Small. Fast. Reliable.
Choose any three.
As the fts2 code was developed, I've been keeping notes about additional modifications to improve performance, or allow further scaling, or make things smaller. Some of the ideas are sort of crazy. What follows is mostly a brain-dump, and should not be taken to be specific development paths.


store interior nodes inline

Currently, for various reasons the leaf nodes must be a contiguous range of block ids. Thus, the interior nodes at height 1 are accumulated in memory, then flushed to the next range of blocks (and so on up the tree, thought height 1 is obviously most interesting). The memory footprint is N/C, with C being really rather large. The 64kdoc segment in the Enron corpus has only 85 interior blocks total, implying a memory footprint under 170k. But the 1mdoc segment is going to need a couple megabytes.

Since the blocks encode their height in the first byte, it would be easy to have segment merges skip interior nodes which were stored inline. This would only be of slight impact on merge performance, since interior blocks are only perhaps half a percent of total blocks. Then interior nodes could just be flushed as needed.

The problem is that interior nodes rely on their subtree nodes being contiguous. This would hold for the height 1 nodes (their leaf nodes would be contiguous), but the height 2 and above nodes would need to be encoded differently. The 64kdoc segment had 20k leaf nodes, implying that level-1 interior nodes would be about 230 blockids apart. Adding a delta-encoded blockid per term at level 2 and above would thus be perhaps 2 bytes per term, which might reduce the fanout there from 230 to 180 or so. That doesn't seem too bad.


smaller rowids in %_segments

The current system stores all blocks in a single %_segments table which is keyed by rowid. When we do a merge, the newly created blocks are necessarily receiving a higher rowid than the blocks the merged data is coming from, which blocks are eventually deleted. Since the new segment uses higher rowids, the deletes rowids cannot be reclaimed.

This can be finessed by using one segment table for segments in odd levels, another for even levels, and merging as soon as a level is full. For instance, if we have enough level-0 segments in the even table, we merge to a level-1 segment in the odd table, then delete the level-0 segments from the even table. Since they were at the highest rowids in the even table, those rowids can be reclaimed when we start generating more level-0 segments. The "merging as soon as full" clause means that when we merge level-1 segments into a level-2 segment, there won't be any higher rowids in the even table for level-0 segments.

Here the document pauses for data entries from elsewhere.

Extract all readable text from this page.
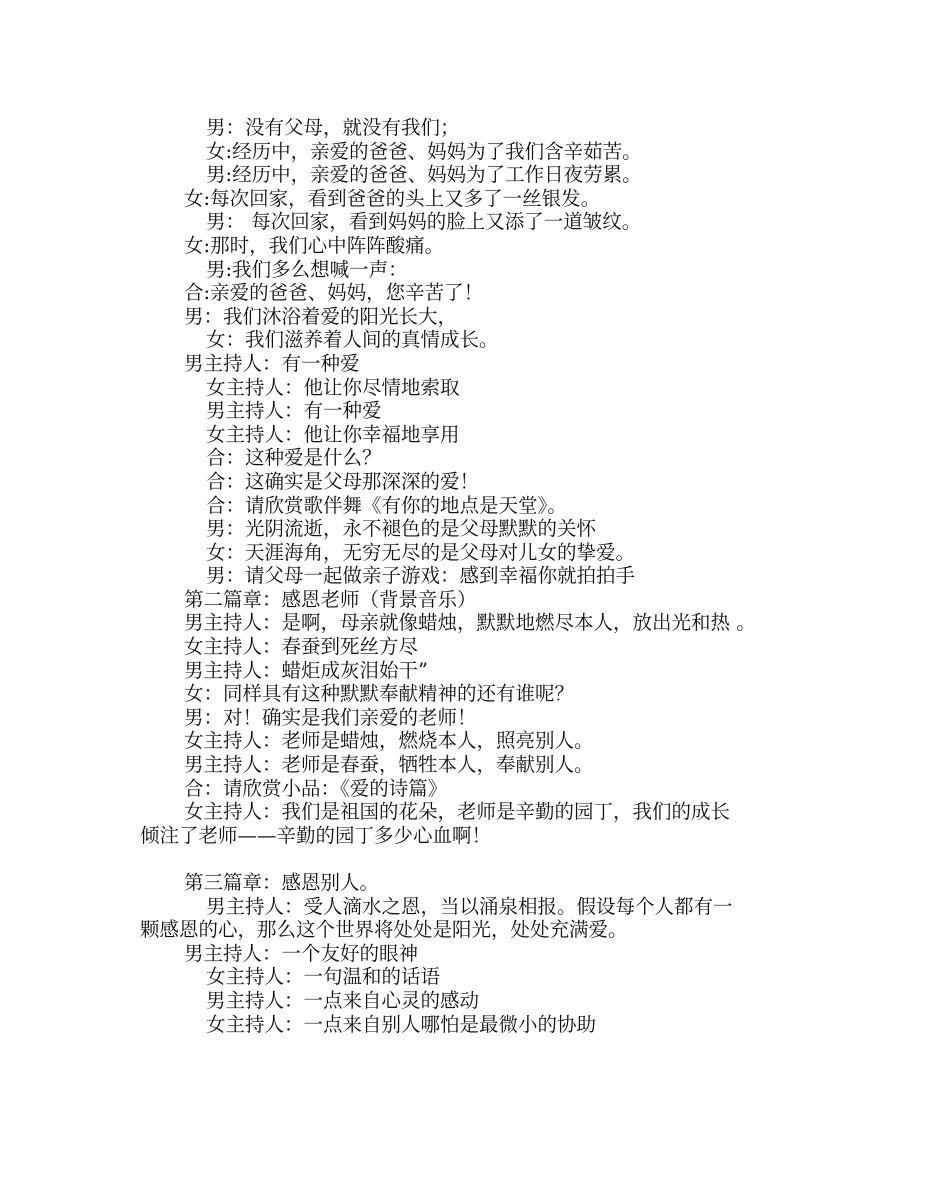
男：没有父母，就没有我们；
女:经历中，亲爱的爸爸、妈妈为了我们含辛茹苦。
男:经历中，亲爱的爸爸、妈妈为了工作日夜劳累。
女:每次回家，看到爸爸的头上又多了一丝银发。
男： 每次回家，看到妈妈的脸上又添了一道皱纹。
女:那时，我们心中阵阵酸痛。
男:我们多么想喊一声：
合:亲爱的爸爸、妈妈，您辛苦了！
男：我们沐浴着爱的阳光长大，
女：我们滋养着人间的真情成长。
男主持人：有一种爱
女主持人：他让你尽情地索取
男主持人：有一种爱
女主持人：他让你幸福地享用
合：这种爱是什么？
合：这确实是父母那深深的爱！
合：请欣赏歌伴舞《有你的地点是天堂》。
男：光阴流逝，永不褪色的是父母默默的关怀
女：天涯海角，无穷无尽的是父母对儿女的挚爱。
男：请父母一起做亲子游戏：感到幸福你就拍拍手
第二篇章：感恩老师（背景音乐）
男主持人：是啊，母亲就像蜡烛，默默地燃尽本人，放出光和热 。
女主持人：春蚕到死丝方尽
男主持人：蜡炬成灰泪始干”
女：同样具有这种默默奉献精神的还有谁呢？
男：对！确实是我们亲爱的老师！
女主持人：老师是蜡烛，燃烧本人，照亮别人。
男主持人：老师是春蚕，牺牲本人，奉献别人。
合：请欣赏小品：《爱的诗篇》
女主持人：我们是祖国的花朵，老师是辛勤的园丁，我们的成长
倾注了老师——辛勤的园丁多少心血啊！
第三篇章：感恩别人。
男主持人：受人滴水之恩，当以涌泉相报。假设每个人都有一
颗感恩的心，那么这个世界将处处是阳光，处处充满爱。
男主持人：一个友好的眼神
女主持人：一句温和的话语
男主持人：一点来自心灵的感动
女主持人：一点来自别人哪怕是最微小的协助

This isn't very useful for segment encoding - we only refer to blockids in the segment dir, and at the front of each interior node, so even a large segment will only have a couple hundred blockids encoded. It might be more useful in increasing the btree density for the %_segments table. In experiments with the Enron corpus, it looks like the impact is about a 1/10 drop in max(rowid), plus another 1/2 from splitting across tables.